Minot City Council approves TIF for Blu on Broadway

City council advances developer’s financing for street work

Submitted Photo A rendering shows the proposed Blu on Broadway, a mixed-use development, planned to begin construction this year.

A different method of financing a mixed-use project left Minot City Council members with different opinions and mixed feelings Monday.

On a 5-2 vote, the council approved the creation of a Tax Increment Financing (TIF) district that gives the developer of Blu on Broadway a five-year abatement on site improvements. The developer will put that money toward upgrading a one-block alley into a city street.

EPIC Companies, the developer, will pay the entire cost of the First Street Southwest project up front, at no cost to adjacent property owners.

Blu on Broadway is to be located at 1629 S. Broadway, the site of the former Northern Bottling plant. The council approved the project as a planned unit development in the fall of 2019. Expected to break ground this summer, Blu on Broadway will consist of a five-story building, with commercial units on the first floor and 42 low- to moderate-income housing units on the upper floors.
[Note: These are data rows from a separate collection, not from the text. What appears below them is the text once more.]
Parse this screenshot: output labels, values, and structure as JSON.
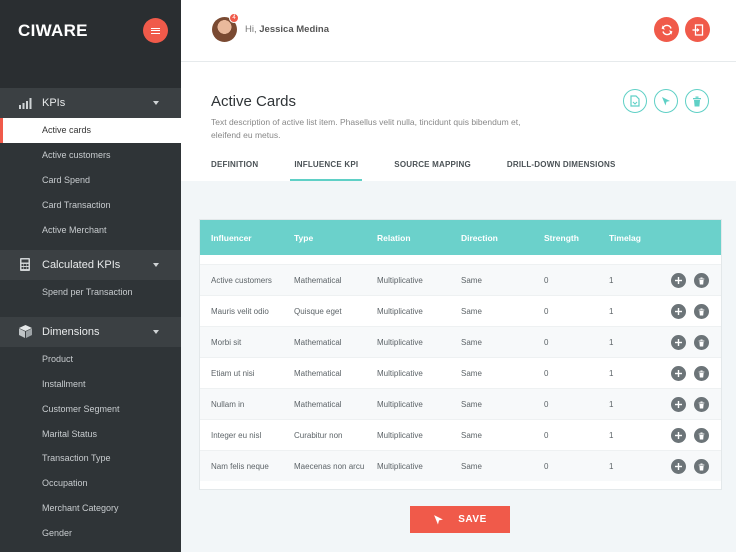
{
  "brand": {
    "logo": "CIWARE"
  },
  "sidebar": {
    "sections": [
      {
        "label": "KPIs",
        "icon": "bar-chart-icon",
        "items": [
          "Active cards",
          "Active customers",
          "Card Spend",
          "Card Transaction",
          "Active Merchant"
        ]
      },
      {
        "label": "Calculated KPIs",
        "icon": "calculator-icon",
        "items": [
          "Spend per Transaction"
        ]
      },
      {
        "label": "Dimensions",
        "icon": "cube-icon",
        "items": [
          "Product",
          "Installment",
          "Customer Segment",
          "Marital Status",
          "Transaction Type",
          "Occupation",
          "Merchant Category",
          "Gender"
        ]
      }
    ],
    "active_item": "Active cards"
  },
  "header": {
    "greeting_prefix": "Hi,",
    "user_name": "Jessica Medina",
    "notification_count": "4"
  },
  "page": {
    "title": "Active Cards",
    "description": "Text description of active list item. Phasellus velit nulla, tincidunt quis bibendum et, eleifend eu metus."
  },
  "tabs": [
    "DEFINITION",
    "INFLUENCE KPI",
    "SOURCE MAPPING",
    "DRILL-DOWN DIMENSIONS"
  ],
  "active_tab": "INFLUENCE KPI",
  "table": {
    "headers": [
      "Influencer",
      "Type",
      "Relation",
      "Direction",
      "Strength",
      "Timelag"
    ],
    "rows": [
      [
        "Active customers",
        "Mathematical",
        "Multiplicative",
        "Same",
        "0",
        "1"
      ],
      [
        "Mauris velit odio",
        "Quisque eget",
        "Multiplicative",
        "Same",
        "0",
        "1"
      ],
      [
        "Morbi sit",
        "Mathematical",
        "Multiplicative",
        "Same",
        "0",
        "1"
      ],
      [
        "Etiam ut nisi",
        "Mathematical",
        "Multiplicative",
        "Same",
        "0",
        "1"
      ],
      [
        "Nullam in",
        "Mathematical",
        "Multiplicative",
        "Same",
        "0",
        "1"
      ],
      [
        " Integer eu nisl",
        "Curabitur non",
        "Multiplicative",
        "Same",
        "0",
        "1"
      ],
      [
        "Nam felis neque",
        "Maecenas non arcu",
        "Multiplicative",
        "Same",
        "0",
        "1"
      ]
    ]
  },
  "actions": {
    "save_label": "SAVE"
  },
  "colors": {
    "accent": "#f05a4a",
    "teal": "#6bd1cb",
    "sidebar": "#2f3437"
  }
}
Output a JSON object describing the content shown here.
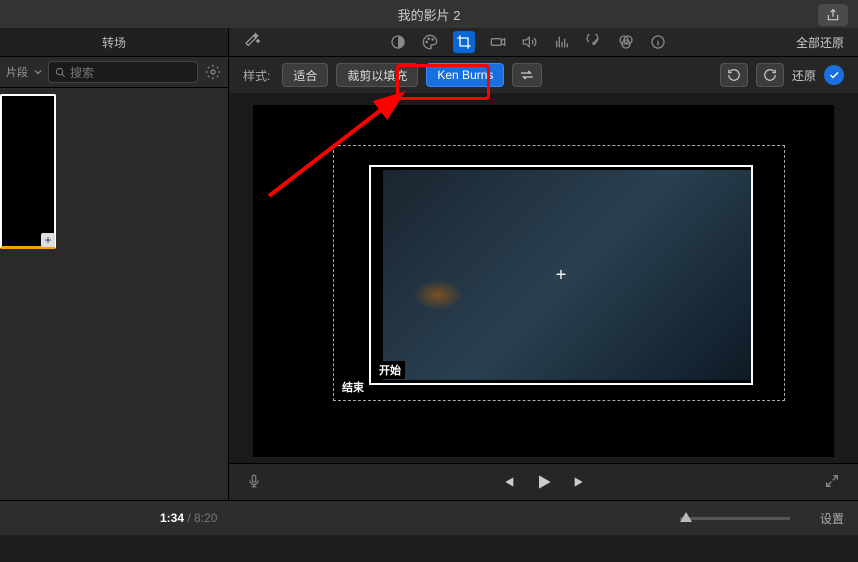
{
  "titlebar": {
    "title": "我的影片 2"
  },
  "left": {
    "tab": "转场",
    "segment_label": "片段",
    "search_placeholder": "搜索"
  },
  "toolbar": {
    "revert_all": "全部还原"
  },
  "style": {
    "label": "样式:",
    "fit": "适合",
    "crop_fill": "裁剪以填充",
    "ken_burns": "Ken Burns",
    "revert": "还原"
  },
  "preview": {
    "start_label": "开始",
    "end_label": "结束"
  },
  "time": {
    "current": "1:34",
    "duration": "8:20"
  },
  "bottom": {
    "settings": "设置"
  },
  "icons": {
    "share": "share-icon",
    "wand": "wand-icon",
    "search": "search-icon",
    "gear": "gear-icon",
    "dropdown": "chevron-down-icon",
    "plus": "plus-icon",
    "contrast": "contrast-icon",
    "palette": "palette-icon",
    "crop": "crop-icon",
    "camera": "camera-icon",
    "audio": "audio-icon",
    "eq": "eq-icon",
    "speed": "speed-icon",
    "filter": "filter-icon",
    "info": "info-icon",
    "swap": "swap-icon",
    "rot_ccw": "rotate-ccw-icon",
    "rot_cw": "rotate-cw-icon",
    "check": "check-icon",
    "mic": "mic-icon",
    "prev": "prev-icon",
    "play": "play-icon",
    "next": "next-icon",
    "expand": "expand-icon"
  }
}
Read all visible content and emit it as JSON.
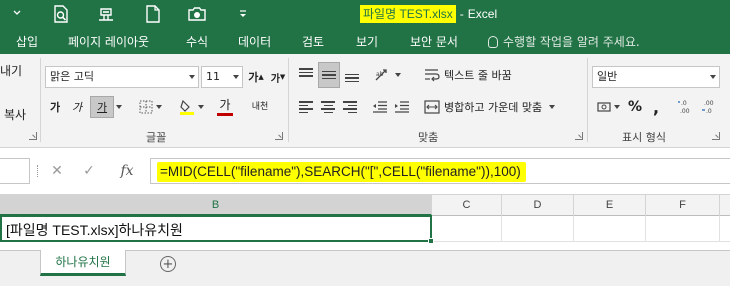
{
  "titlebar": {
    "file_name": "파일명 TEST.xlsx",
    "separator": "-",
    "app_name": "Excel",
    "qat": [
      {
        "icon": "save-icon"
      },
      {
        "icon": "print-preview-icon"
      },
      {
        "icon": "touch-mode-icon"
      },
      {
        "icon": "new-file-icon"
      },
      {
        "icon": "camera-icon"
      },
      {
        "icon": "customize-qat-icon"
      }
    ]
  },
  "tabs": [
    "삽입",
    "페이지 레이아웃",
    "수식",
    "데이터",
    "검토",
    "보기",
    "보안 문서"
  ],
  "tell_me": "수행할 작업을 알려 주세요.",
  "ribbon": {
    "clipboard": {
      "paste_partial": "내기",
      "copy_partial": "복사"
    },
    "font": {
      "font_name": "맑은 고딕",
      "font_size": "11",
      "grow": "가",
      "shrink": "가",
      "bold": "가",
      "italic": "가",
      "underline": "가",
      "font_color_glyph": "가",
      "phonetic": "내천",
      "label": "글꼴"
    },
    "alignment": {
      "wrap_text": "텍스트 줄 바꿈",
      "merge_center": "병합하고 가운데 맞춤",
      "label": "맞춤"
    },
    "number": {
      "format": "일반",
      "label": "표시 형식"
    }
  },
  "formula_bar": {
    "cancel": "✕",
    "enter": "✓",
    "fx": "fx",
    "formula": "=MID(CELL(\"filename\"),SEARCH(\"[\",CELL(\"filename\")),100)"
  },
  "grid": {
    "columns": [
      "B",
      "C",
      "D",
      "E",
      "F"
    ],
    "active_column": "B",
    "cell_b_value": "[파일명 TEST.xlsx]하나유치원"
  },
  "sheets": {
    "active": "하나유치원",
    "add": "+"
  },
  "colors": {
    "accent": "#217346",
    "highlight": "#ffff00",
    "font_color_bar": "#c00000",
    "fill_color_bar": "#ffff00"
  }
}
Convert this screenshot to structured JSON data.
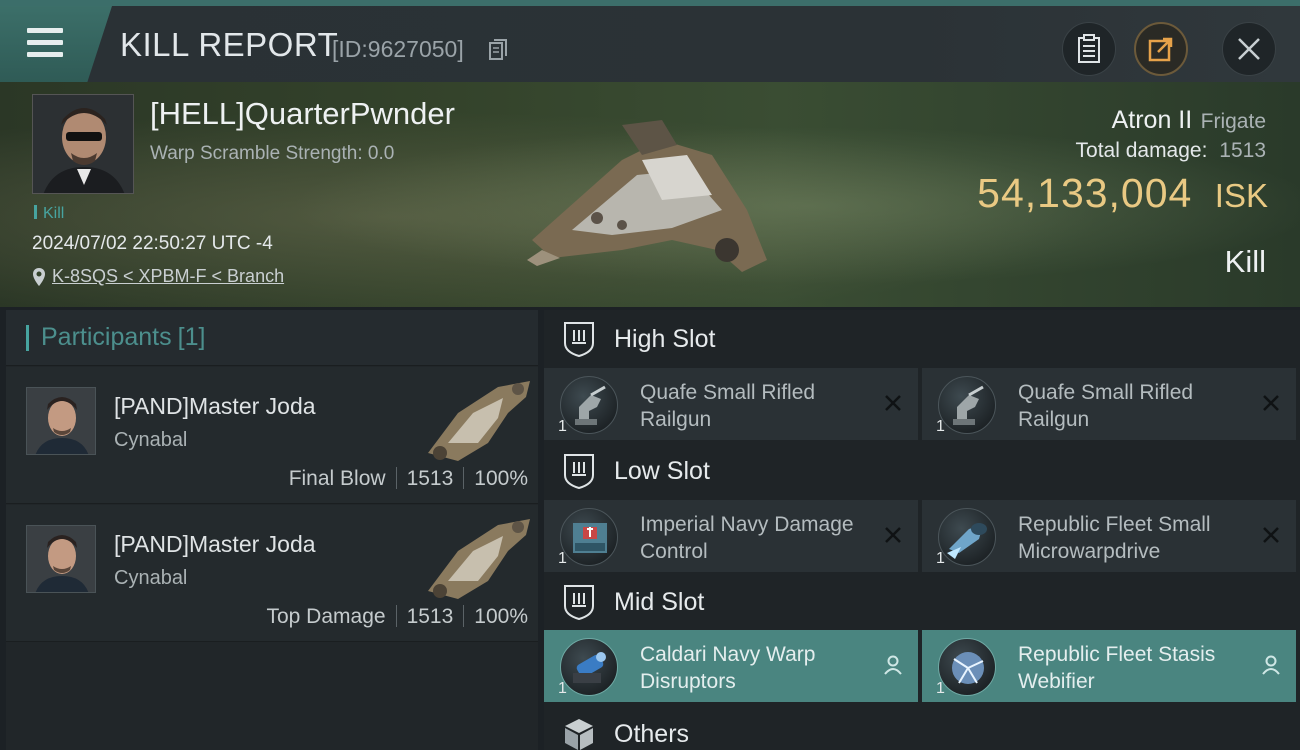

Completion is anticipated in the fall of 2021.

Blu On Broadway is using over $5 million of private money, $4 million of National Disaster Resilience funds and an interest buydown from the Bank of North Dakota in addition to the TIF.

“This is a good vehicle to get some things that, but for the TIF district, wouldn’t happen,” Council President Mark Jantzer said. “In this case, it’s a road that’s going to be upgraded and constructed as part of this project, and at no immediate cost to the city. It’ll be taken care of over time by the tax increment financing, so I’m pleased to see this.”

Council member Josh Wolsky said he supports mixed use development and also has backed use of NDR dollars on the assumption the property and street improvements would provide return to taxpayers.

“I also have a little bit of a gripe with the principles associated with our economic development tools. I think the TIF is an extraordinarily powerful tool. But it is very difficult for me to to get a full sense of how these things work, especially when we start layering them together, and in this case we’re layering $4 million-plus of NDR dollars on top of a another significant investment by the public. I think that’s the only way that this can be described as this is, in fact, the public paid for this road,” Wolsky said.

“I just can’t support this project tonight, and I hope in the future we’re very careful about how we layer these economic development tools together because they really muddy the issue and make it confusing in terms of how these things work,” he said. “I can think of four or five projects right now that are going, where we have people paying the full amount of what it takes to redevelop a property and paying their public infrastructure costs on top of that, and so this is just one of those areas where, on principle, I have to say no.”

Wolsky was joined by council member Paul Pitner in voting no.

Pitner said Blu on Broadway isn’t good from a planning standpoint.

“It’s a square peg in a round hole, and I just can’t get on board with the idea of subsidizing the bottom line to this extent,” he said. His concern is having a housing project next to a major thoroughfare, with a low-income housing obligation for just 20 years, he said.

“I’m just not interested in subsidizing,” Pitner said. “This is essentially, in my opinion, paid for by the public with this TIF district.”

Finance Director David Lakefield said the tax break can’t exceed the cost of the street improvement under the developer’s agreement.

“They’re taking a little bit of a risk here because if property values don’t appreciate as much as they anticipate, they may not recover as much of that cost through the TIF mechanism as they anticipated. So they are the ones that are at risk on this. If property values skyrocketed for some reason, it’s unlikely that the increment in the tax, with the value, would ever exceed the public improvement costs,” he said.

The cost of rebuilding First Street Southwest, between 16th and 17th avenues to city standards is estimated at $700,000. Tax increment financing through a five-year tax abatement is estimated to cover $420,000 of that cost. The developer will be responsible for the full street construction cost.

Once the abatement on Blu on Broadway ends, the estimated additional taxes will be $82,000 annually.

“This abatement is absolutely critical for our affordable housing development to support the reconstruction of 1st Street,” Blake Nybakken, vice president of development for EPIC, wrote in public hearing comments to the council. “Without it, the economics don’t work and we will be looking for other possible solutions, which could impact the adjacent properties and delay the project, which we don’t want to happen.”

Todd Berning, company president, wrote in comments to the council that the project is a win-win for the community.

“We collectively came up with a solution that will put the burden on the project and not any other adjacent land owners or taxpayers, even though dozens of area land owners adjacent to it and otherwise will benefit from the new road. We are basically building a public road with city specifications at no cost to any other taxpayer other than Blu On Broadway,” he wrote.